The Logic of Some Eleven Plus Questions

For some children the eleven plus examination is now a matter of days and weeks away. By now many of the children will have covered the majority of the so called `Eleven Plus Syllabus’ and will be revising and going over problem areas.

As parents work with their children on verbal reasoning exercises they will be aware of a rainbow of emerging linguistic skills.

Sometimes parents will be aware of their child solving a problem – when they can not really explain in words what they have done. Before wondering if their child has seen the answers – it may be worth considering that the brain is beginning to develop powers of being able to see solutions to problems. “I can’t explain how I got the answer; I just know what the answer is.”

Sometimes too your child may display powers of organisation of thought that could make you wonder: “Where on earth did that come from?” This is a natural consequence of the time and effort that has already gone into working towards the eleven plus. Parts of the brain are clicking in to place.

On other occasion your child may be able to explain how to reach an answer – without really being able to achieve the final step. The final step being selecting the right multiple choice answer.

Parents could test how far their child’s thought processes are developing by playing the game Twenty Questions once again.
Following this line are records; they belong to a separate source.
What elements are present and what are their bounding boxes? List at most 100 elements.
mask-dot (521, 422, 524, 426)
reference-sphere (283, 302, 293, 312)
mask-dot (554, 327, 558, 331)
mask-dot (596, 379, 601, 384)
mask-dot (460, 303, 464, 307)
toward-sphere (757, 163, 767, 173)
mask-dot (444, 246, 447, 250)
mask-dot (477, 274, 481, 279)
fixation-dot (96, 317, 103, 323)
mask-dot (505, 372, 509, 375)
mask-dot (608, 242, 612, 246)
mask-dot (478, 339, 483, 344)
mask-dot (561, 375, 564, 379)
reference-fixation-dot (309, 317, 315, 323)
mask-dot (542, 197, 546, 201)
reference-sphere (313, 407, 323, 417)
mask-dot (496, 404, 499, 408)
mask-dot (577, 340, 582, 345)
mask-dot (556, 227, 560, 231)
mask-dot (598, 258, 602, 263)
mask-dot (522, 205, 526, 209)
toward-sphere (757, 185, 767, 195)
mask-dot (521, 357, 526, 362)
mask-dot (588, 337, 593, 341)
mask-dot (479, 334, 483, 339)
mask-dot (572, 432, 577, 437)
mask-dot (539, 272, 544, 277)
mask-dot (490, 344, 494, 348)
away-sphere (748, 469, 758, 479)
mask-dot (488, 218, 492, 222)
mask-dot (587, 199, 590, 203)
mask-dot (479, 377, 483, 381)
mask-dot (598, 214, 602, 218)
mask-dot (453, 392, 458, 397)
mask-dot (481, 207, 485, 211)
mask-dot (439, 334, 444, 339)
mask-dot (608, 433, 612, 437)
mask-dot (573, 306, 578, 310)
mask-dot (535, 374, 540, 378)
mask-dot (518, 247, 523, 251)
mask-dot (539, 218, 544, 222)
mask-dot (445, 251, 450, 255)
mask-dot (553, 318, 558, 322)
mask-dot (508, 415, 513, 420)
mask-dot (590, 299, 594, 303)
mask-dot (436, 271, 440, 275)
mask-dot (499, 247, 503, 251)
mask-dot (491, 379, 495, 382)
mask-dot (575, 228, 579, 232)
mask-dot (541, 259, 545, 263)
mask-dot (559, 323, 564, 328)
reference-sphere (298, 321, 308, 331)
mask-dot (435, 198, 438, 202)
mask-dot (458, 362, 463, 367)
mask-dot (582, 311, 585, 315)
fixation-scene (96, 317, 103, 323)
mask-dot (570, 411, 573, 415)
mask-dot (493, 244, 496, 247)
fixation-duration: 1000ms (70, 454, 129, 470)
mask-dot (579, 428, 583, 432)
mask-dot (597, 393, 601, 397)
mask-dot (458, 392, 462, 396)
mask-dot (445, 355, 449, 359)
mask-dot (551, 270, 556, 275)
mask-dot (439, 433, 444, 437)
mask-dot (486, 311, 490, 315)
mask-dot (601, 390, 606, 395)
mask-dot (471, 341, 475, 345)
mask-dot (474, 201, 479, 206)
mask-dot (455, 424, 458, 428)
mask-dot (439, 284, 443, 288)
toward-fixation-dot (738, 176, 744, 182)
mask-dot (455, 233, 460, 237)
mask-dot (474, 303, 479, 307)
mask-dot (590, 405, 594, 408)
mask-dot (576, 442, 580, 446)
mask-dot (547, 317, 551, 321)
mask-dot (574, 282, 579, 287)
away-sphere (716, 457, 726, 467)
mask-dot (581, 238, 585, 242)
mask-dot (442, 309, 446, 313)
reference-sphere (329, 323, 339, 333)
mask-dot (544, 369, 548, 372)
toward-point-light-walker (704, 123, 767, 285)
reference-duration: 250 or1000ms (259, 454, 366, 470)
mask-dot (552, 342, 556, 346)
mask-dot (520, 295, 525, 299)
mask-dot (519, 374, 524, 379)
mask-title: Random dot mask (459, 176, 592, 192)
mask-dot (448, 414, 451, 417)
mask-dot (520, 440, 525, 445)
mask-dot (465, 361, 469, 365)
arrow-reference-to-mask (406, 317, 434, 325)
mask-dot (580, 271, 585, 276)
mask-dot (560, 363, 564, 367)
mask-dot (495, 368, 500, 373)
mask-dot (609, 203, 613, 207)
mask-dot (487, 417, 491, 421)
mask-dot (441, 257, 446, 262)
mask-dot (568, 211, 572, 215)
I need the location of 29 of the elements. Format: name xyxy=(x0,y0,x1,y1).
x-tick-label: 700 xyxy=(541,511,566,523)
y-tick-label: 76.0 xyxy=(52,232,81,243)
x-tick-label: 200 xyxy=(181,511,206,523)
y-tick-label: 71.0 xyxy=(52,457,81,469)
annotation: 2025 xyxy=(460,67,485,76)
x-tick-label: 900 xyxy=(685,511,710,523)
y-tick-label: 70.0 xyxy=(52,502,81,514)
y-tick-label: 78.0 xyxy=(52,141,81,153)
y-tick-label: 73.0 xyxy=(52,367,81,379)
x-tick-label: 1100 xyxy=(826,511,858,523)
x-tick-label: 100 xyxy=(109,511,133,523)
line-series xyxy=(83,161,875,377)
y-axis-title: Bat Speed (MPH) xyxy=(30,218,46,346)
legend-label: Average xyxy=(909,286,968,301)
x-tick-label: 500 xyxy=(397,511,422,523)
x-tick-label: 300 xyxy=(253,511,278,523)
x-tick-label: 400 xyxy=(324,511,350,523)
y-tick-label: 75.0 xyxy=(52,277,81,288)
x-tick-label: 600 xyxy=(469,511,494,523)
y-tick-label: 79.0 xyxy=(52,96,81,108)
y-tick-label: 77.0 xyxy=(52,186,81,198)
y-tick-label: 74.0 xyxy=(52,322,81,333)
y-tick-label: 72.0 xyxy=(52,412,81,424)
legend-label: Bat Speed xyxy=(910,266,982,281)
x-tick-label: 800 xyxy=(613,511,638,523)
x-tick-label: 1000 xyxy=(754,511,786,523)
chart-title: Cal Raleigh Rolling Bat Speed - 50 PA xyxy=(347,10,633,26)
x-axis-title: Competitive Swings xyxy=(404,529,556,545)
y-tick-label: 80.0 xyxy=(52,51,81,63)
Suppose the answer was a large kitchen knife. At a pre eleven plus stage a child may ask: “Is it in the kitchen?” Later on in a child’s development of thinking and reasoning, you could expect a question along the lines of: “Is it a kitchen utensil?” A two part question like this opens up a different type of generalised thinking.

Eleven plus children will continue ask some general questions – but will also be able demonstrate that they have reached higher level of hierarchy. This type of thinking is part of being able to understand that in some multiple choice questions they may have to choose between remarkably similar answers – without the luxury of being able to recognise immediately that a particular answer needs to be eliminated.

Parents will use language to help their child develop skills of theorising. Developing a theory entails collecting information and evidence and then organising an answer. A correct eleven plus answer can seem to defy logic. In fact some eleven plus questions do defy logic. “I can see the answer in the answer book, but how did they do that?”